I spent yesterday at The Exploratorium in San Francisco. The place was packed to capacity with groups of parents and their children acting in the same ways that you see them act at Disneyland, the zoo, the supermarket, in restaurants, at the movies, etc. As adults, we may act differently in the office than we do at home or out with friends, but as parents with our children, our act never varies.

What fascinated me most were the kids that drive everyone else nuts. These kids were losing their shit. Screaming, throwing themselves on the floor, clamping themselves onto their parents legs while begging for whatever they felt they can’t live without. Every time I saw a kid melt down when Mommy had her hands full and was looking the other way for a millisecond, or kids who ran between tables terrorizing other patrons while their parents ignored not only their kids’ behavior, but the reaction it was getting from other adults, I thought “Your kid is going to grow up, get married, and end up on the pages of Ladies’ Home Journal, and it’ll be your fault.”

The kicker came after the museum closed. The Pirate and I waited outside for the girls to finish up their tour of the Tactile Dome. A boy of about 12 tackled his grandmother, knocking the woman to the ground. The woman sat there, looking dazed and monitoring herself for possible injury for a few minutes while the kid stood over her, grinning. A man I presumed to be the kid’s father came up and scolded him, but the grin never left the kid’s face, he never apologized, and once granny got up and went away limping, the kid ran off to play with his siblings/friends. Even the adults said nothing about it among themselves, acting as though it was perfectly okay that this woman would certainly have bruises and scrapes (she had fallen hard on a concrete sidewalk) and could have more serious injuries (she fell right onto her tailbone – a sure recipe for back injury). Nobody walked the older lady to her car or looked in her direction as she shuffled away.

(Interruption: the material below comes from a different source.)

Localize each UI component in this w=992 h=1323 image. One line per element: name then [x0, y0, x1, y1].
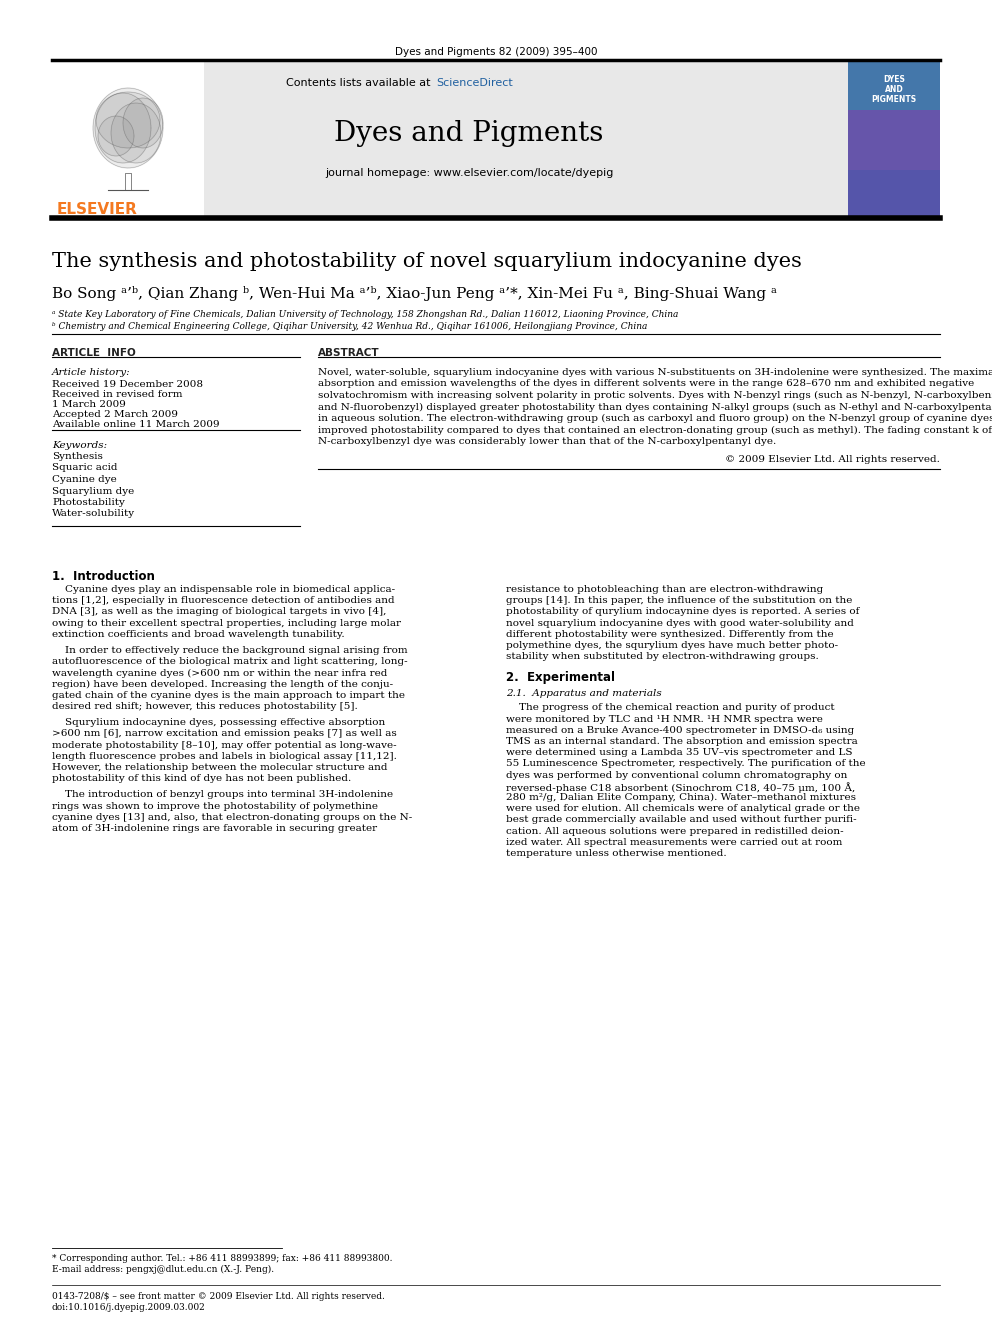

This kid is going to grow up with the sense that his actions have no consequences about which he need ever be concerned. He’s going to think that no matter what he does, it’s someone else’s problem. He will never feel that he has to monitor himself or take responsibility for any mess he makes. What kind of adult relationships can he look forward to?

I despair of a country that sees children as either decorative imbeciles too stupid to be given any responsibility or as bothersome pests, best ignored until they’re old enough to make entertaining party conversation. Neither does anything to prepare children for the life of a responsible, self-actualized adult. But maybe I’m being too harsh. Maybe I should be more grateful that parents everywhere are grooming their children to entertain me by becoming the subject of columns with titles like “I’m a Hoarder and My Husband Hates It.” Your husband may hate it, but I can’t get enough of that stuff.